Located in southeast Ohio's Noble County, the area was rich in mineral resources. Wolf Run State Park offers more than 1,000 acres of scenic, peaceful woodlands and cool, clean waters for a quiet retreat. Nestled in the heart of Appalachia, the region's second growth forest now provides high-quality outdoor recreation, such as camping, hiking, fishing, boating, hunting, and winter recreation.
Boats with motors of up to 10 horsepower are permitted on Wolf Run Lake. A launching ramp and tie-ups are available on the south side of the lake, easily accessible from State Route 215 and close to a pit latrine and the beach.
Wolf Run State Park Campground offers Electric and Non-electric sites. Reservations are required and may be made up to six months in advance.
A primitive, fly-in camping area on the north side of the lake, within walking distance of the 4,700-foot runway at the Noble County Airport, requires no reservations.
The 220-acre Wolf Run Lake is well known for large catches of bass, bluegill, crappie, trout and catfish.
Hunting is permitted in special areas only. Hunting map can be obtained at the park office.
Picnic areas are located in scenic areas of the park.
One shelter can be reserved online or by calling (866) 644-6727.
- Wolf Run Shelter - 24ft by 30ft, accommodates up to 75 guests. Electric and fireplace; located directly off Wolf Run Drive, close to the Lakeview Trail.
A 200-foot public swimming beach is located on the south side of the lake. Vault latrines and changing booths are available. Swimming is permitted in designated areas. Please exercise caution while swimming at the beach. Pets are NOT permitted on swimming beaches.
- BeachGuard — water quality advisories, Memorial Day to Labor Day, from Ohio Dept. of Health
Three distinctly different hiking trails showcasing the diversity of the area.
- Cherry Tree Trail - 0.5 mile. This out-and-back-loop begins at the nature center near the park entrance and provides opportunities for nature study and wildlife observation.
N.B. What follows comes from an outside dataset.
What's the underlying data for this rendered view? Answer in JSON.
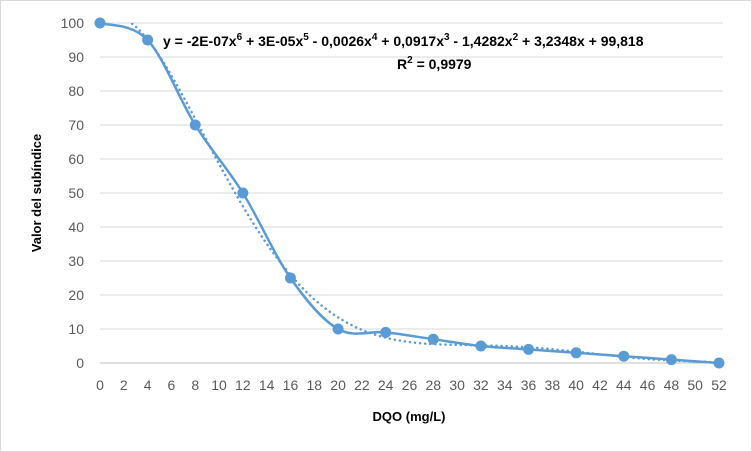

- Lakeview Trail - 1.5 miles. The trail skirts the lake, providing a pleasant walk from the campground to the beach.
- 3.5-mile section of the Buckeye Trail follows the west side of the lake then continues both north and south of the park.
Under the proper winter conditions, visitors may enjoy cross-country skiing and ice fishing.
History & Natural Features
Wolf Run State Park is located near the town of Caldwell in Noble County, the last of the 88 counties formed within Ohio. In 1795, the Treaty of Greenville was signed ending the Indian threat in this part of Ohio paving the way for settlement. The first settlers to the area were New Englanders traveling by way of Marietta, Ohio up the valley of Duck Creek from the Ohio River into what is now Noble County.
Agriculture, livestock and profitable industries born of the many mineral resources of the area provided a living for the settlers. Coal, iron ore, building stone, petroleum and salt were plentiful. Oil was accidentally discovered near Caldwell in 1814 when Robert McKee began drilling a well to obtain brine. At the depth of 475 feet, a crevice was struck containing oil. At first considered a nuisance, the true value of the oil was eventually realized and derricks soon lined the valley of Duck Creek. Oil prices declined drastically during the Civil War bringing an end to major drilling efforts in the area.
Land acquisition for the park began in 1963. Construction of the dam and spillway for the lake was complete in 1966 as part of the West Fork Duck Creek Watershed Project. The 1,338-acre facility including the 220-acre lake was officially dedicated as a state park in 1968. The park received its name from the Wolf family, the first to settle in the area.
Wolf Run State Park is nestled in the heart of the unglaciated Appalachian Plateau of southeastern Ohio. The hills in the park region remained untouched by the glacial advances that passed over much of the state more than 12,000 years ago. Nevertheless, meltwater from the vast sheets of ice helped to permanently alter the topography of the area. Stream flow was greatly increased, hastening the cutting of valleys and creating the rugged terrain so prevalent today. The predominant bedrock in the Wolf Run region is sandstone deposited during the Pennsylvanian period, with alternating layers of coal, clay, shale, and thin limestone.
The Wolf Run area has been dramatically changed as original forests were cleared by the axes of early settlers and replaced with farms and villages. Since then, much of the forest has regrown and now covers 70 percent of the region. This second-growth forest is mixed mesophytic, meaning that there are several dominant tree species. White and red oak, tulip tree, sugar maple, beech and wild black cherry are easily found. The area also boasts diverse plant populations, such as ferns, clubmosses, mosses, algae, fungi and lichens, which are also characteristics of mesophytic forests. Deer, gray squirrels, raccoons, skunks, weasels, bats, black rat snakes, box turtles, wild turkey, ruffed grouse and great horned owls are among the many animals that make this area their home.